Downes caught the organ bug as a young boy and by the age of 14 was deputy organist at All Saints Church, Derby (now the Cathedral). On leaving school he worked in a Nottingham cinema accompanying silent films until, in 1922, he went to study at the Royal College of Music (where his tutor, Sir Walter Alcock, called him 'gluttonous for work' - although Downes described himself as 'unteachable'). The following year he was appointed assistant organist of Southwark Cathedral. He went on to become organ scholar at Keble College, Oxford, leaving in 1928 to take up an appointment as organist at Princeton University. Whilst in America he converted to Roman Catholicism and on returning to Britain was appointed to the Brompton Oratory, one of the most important organist's posts in the Roman Catholic church. He remained there for over 40 years.

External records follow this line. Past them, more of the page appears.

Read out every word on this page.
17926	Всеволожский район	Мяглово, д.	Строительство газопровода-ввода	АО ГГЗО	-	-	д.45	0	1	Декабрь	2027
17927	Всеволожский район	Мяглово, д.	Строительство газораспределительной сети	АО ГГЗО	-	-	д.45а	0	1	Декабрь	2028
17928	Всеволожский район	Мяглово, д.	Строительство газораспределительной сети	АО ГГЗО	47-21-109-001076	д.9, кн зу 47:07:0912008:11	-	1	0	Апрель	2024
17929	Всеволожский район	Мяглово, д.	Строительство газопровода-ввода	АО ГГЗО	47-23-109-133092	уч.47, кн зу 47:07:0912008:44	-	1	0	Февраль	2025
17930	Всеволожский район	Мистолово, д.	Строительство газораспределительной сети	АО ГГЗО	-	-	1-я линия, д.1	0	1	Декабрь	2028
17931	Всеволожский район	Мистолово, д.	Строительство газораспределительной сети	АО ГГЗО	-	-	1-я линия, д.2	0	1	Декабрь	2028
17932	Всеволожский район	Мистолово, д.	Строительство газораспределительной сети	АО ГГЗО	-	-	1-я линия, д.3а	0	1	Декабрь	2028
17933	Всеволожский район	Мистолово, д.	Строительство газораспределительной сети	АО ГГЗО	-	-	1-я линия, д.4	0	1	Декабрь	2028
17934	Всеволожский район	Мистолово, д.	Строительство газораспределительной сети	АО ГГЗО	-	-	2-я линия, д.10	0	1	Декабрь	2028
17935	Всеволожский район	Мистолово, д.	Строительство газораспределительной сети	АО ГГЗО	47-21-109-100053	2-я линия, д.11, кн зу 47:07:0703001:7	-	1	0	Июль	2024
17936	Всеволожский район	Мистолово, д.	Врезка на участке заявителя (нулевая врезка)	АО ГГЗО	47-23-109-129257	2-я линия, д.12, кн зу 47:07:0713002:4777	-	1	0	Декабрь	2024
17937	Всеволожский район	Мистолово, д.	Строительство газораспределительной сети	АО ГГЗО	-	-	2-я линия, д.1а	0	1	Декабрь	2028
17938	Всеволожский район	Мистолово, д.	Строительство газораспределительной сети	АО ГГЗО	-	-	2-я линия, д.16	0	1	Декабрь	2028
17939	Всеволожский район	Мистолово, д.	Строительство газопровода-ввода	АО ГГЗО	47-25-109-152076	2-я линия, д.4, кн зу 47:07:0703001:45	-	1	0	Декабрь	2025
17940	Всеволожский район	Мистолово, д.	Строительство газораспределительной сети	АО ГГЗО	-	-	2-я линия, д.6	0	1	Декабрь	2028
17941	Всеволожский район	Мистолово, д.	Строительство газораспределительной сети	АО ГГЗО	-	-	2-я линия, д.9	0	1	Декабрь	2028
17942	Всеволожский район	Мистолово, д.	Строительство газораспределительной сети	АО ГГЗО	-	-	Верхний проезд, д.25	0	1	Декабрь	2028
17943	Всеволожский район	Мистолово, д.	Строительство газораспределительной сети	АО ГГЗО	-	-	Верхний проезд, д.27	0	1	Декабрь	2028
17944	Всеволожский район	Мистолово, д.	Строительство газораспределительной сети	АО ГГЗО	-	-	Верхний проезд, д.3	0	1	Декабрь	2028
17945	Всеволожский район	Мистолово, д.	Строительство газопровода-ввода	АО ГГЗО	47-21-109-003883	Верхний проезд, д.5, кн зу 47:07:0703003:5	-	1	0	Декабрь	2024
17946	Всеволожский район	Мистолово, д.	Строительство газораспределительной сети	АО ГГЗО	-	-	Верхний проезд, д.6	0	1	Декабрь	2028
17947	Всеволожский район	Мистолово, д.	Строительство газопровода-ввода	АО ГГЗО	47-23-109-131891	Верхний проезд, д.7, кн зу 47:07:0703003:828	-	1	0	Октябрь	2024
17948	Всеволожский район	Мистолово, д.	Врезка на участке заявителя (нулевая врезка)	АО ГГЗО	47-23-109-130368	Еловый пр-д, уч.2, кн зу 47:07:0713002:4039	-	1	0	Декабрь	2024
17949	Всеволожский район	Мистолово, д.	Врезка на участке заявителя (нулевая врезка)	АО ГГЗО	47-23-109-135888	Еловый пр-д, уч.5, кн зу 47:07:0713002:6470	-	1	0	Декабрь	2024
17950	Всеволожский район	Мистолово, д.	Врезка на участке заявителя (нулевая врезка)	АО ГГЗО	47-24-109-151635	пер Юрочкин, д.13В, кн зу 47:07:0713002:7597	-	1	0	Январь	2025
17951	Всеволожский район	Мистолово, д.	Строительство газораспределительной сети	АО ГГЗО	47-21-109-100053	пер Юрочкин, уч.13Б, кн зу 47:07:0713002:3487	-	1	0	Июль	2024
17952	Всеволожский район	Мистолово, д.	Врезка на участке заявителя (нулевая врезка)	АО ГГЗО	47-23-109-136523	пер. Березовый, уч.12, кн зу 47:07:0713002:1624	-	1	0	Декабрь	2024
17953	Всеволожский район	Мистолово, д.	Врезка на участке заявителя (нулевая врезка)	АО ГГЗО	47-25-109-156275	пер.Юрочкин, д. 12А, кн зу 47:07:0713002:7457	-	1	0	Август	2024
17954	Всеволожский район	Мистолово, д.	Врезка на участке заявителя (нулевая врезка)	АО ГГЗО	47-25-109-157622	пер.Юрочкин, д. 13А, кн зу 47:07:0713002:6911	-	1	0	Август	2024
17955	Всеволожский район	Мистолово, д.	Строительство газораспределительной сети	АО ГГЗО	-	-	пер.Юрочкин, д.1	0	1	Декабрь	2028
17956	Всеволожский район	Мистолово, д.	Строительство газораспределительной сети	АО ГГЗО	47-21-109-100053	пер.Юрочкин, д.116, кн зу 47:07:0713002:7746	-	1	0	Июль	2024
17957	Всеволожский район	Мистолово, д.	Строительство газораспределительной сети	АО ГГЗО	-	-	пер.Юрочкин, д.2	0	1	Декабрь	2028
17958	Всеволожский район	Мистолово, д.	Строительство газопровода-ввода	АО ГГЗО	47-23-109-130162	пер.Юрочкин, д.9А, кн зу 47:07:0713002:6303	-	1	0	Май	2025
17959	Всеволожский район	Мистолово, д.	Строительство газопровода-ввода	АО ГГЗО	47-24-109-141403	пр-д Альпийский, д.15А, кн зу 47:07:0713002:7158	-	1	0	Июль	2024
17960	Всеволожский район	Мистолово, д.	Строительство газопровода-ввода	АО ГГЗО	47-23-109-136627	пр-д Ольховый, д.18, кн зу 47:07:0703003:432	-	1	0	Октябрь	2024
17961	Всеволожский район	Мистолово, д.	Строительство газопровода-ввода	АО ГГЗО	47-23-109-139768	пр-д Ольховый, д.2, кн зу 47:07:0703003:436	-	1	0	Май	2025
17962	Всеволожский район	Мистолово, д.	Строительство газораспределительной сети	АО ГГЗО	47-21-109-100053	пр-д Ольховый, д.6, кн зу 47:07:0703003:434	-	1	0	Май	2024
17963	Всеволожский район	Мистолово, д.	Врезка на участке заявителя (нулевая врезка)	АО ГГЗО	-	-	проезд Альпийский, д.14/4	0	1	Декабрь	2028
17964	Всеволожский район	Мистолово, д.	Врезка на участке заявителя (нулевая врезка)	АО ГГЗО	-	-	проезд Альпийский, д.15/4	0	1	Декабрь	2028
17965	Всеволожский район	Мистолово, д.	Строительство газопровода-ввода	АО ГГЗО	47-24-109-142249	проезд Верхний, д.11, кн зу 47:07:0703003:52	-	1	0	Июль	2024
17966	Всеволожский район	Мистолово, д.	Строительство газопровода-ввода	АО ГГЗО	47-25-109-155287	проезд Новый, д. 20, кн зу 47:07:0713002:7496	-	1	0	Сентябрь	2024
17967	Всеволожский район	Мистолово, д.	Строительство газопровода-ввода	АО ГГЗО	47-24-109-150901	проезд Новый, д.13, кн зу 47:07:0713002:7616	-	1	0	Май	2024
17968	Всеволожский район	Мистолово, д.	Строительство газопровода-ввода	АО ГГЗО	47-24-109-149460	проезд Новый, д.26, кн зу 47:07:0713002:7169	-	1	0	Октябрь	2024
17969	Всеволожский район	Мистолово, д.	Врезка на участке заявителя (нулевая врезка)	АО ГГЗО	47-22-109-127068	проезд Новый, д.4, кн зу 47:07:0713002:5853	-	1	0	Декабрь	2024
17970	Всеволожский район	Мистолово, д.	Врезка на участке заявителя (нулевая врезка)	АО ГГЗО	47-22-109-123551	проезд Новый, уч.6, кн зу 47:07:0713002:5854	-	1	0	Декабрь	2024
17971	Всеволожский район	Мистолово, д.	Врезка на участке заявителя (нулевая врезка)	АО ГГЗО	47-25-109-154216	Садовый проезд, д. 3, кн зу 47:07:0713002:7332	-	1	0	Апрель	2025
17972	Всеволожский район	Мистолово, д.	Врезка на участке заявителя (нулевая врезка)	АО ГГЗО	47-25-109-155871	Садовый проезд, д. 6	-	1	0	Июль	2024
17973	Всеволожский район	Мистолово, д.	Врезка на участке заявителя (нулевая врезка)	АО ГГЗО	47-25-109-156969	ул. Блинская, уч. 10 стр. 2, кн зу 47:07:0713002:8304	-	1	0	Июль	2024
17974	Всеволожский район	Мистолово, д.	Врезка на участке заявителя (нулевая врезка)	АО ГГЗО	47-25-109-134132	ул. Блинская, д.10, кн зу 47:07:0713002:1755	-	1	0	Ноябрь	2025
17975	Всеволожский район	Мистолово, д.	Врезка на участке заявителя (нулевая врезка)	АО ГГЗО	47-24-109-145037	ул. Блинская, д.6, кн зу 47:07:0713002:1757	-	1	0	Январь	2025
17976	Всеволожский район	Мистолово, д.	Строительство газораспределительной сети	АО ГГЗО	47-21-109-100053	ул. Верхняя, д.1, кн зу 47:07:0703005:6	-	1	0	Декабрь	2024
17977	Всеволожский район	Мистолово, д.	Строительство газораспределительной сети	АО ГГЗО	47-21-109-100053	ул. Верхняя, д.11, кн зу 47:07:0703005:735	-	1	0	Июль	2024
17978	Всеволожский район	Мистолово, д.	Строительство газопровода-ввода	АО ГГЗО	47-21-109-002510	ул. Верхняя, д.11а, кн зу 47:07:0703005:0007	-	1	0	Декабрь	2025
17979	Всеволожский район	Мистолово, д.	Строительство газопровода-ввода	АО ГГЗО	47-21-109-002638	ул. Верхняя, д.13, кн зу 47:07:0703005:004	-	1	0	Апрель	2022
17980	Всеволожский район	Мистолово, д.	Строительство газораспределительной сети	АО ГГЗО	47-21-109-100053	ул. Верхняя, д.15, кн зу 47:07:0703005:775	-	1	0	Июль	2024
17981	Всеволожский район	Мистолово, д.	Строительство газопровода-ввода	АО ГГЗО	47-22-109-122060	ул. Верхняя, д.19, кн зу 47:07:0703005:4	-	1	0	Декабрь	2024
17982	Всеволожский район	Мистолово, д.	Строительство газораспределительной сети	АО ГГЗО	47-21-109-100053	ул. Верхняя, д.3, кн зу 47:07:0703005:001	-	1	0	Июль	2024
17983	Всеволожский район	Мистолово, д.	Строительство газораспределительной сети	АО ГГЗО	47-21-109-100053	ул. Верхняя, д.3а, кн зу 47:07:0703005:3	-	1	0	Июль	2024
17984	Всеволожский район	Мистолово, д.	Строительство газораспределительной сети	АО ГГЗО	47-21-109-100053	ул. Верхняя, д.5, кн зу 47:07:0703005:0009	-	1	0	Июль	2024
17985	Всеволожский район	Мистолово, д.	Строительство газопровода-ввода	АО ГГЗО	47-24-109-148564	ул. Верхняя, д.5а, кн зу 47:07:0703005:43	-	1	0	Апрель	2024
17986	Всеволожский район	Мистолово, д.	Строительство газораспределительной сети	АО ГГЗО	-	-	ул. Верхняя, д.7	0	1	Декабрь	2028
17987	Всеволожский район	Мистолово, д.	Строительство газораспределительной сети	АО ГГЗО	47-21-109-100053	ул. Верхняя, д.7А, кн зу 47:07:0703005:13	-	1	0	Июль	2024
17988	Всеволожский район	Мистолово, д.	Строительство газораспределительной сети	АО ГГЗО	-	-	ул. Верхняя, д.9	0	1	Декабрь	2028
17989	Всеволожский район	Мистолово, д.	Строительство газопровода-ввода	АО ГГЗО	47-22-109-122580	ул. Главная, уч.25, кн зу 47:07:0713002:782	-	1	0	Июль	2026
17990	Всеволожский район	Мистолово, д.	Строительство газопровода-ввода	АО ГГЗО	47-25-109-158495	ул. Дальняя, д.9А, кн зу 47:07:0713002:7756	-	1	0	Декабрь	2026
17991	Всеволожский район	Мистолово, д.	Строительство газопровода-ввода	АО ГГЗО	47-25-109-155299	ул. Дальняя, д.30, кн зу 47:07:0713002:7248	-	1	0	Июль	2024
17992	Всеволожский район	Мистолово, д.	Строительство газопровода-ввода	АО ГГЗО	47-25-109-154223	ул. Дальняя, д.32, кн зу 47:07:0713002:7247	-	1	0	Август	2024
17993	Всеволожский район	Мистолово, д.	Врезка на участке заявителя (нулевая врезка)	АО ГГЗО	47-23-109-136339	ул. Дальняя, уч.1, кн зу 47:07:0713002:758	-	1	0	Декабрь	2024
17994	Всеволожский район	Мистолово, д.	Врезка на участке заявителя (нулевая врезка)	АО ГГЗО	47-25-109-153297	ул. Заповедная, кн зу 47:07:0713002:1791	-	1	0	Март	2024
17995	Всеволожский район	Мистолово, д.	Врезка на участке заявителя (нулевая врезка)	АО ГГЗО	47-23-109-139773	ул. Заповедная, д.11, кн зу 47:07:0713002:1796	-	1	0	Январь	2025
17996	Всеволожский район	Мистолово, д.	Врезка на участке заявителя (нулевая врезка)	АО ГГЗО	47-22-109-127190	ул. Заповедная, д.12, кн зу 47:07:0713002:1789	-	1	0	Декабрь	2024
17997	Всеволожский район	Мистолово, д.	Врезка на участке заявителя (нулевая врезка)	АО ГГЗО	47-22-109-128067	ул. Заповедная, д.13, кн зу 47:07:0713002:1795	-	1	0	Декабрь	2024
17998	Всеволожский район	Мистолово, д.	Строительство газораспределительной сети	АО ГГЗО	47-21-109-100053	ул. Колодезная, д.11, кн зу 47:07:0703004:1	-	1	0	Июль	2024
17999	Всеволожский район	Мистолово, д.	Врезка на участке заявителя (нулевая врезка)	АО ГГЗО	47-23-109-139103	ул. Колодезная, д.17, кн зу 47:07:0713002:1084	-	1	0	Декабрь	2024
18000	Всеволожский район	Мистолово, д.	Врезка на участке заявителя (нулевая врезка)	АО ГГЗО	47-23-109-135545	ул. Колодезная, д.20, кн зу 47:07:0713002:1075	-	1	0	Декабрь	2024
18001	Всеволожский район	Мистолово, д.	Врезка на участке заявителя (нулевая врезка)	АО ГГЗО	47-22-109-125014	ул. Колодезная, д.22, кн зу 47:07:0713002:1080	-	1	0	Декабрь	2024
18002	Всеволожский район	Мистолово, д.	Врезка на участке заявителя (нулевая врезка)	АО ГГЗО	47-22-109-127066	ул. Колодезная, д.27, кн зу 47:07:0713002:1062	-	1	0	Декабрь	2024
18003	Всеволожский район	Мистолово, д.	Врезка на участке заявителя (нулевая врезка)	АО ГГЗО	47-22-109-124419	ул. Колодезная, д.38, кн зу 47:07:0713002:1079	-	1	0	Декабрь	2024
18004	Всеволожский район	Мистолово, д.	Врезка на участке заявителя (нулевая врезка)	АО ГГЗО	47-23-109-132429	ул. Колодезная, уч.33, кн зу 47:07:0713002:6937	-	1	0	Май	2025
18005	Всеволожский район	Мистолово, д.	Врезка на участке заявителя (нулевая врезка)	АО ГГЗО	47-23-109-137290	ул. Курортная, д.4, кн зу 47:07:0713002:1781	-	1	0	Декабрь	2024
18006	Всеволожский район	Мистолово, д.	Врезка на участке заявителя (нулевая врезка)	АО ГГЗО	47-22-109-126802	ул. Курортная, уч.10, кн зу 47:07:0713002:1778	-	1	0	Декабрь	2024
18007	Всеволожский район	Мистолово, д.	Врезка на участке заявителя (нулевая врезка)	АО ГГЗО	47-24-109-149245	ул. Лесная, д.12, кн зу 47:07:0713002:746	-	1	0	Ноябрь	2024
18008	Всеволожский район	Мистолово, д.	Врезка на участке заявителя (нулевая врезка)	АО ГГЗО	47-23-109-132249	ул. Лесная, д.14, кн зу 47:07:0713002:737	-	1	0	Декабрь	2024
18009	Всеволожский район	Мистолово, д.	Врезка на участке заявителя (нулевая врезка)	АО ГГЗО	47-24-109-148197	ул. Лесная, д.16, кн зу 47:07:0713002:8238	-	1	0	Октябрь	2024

Downes wrote two small organ pieces, Jubilate Deo and Paraphrase of 'O filii et filiae', a book (Baroque Tricks: adventures with the organ builders, 1983) and countless articles mostly on organ design and the interpretation of Baroque music. He made recordings for the Pye, Vista and EMI labels, but the best memorials to his life's work are to be found in the many important organs, both large and small, in concert halls and churches throughout Britain.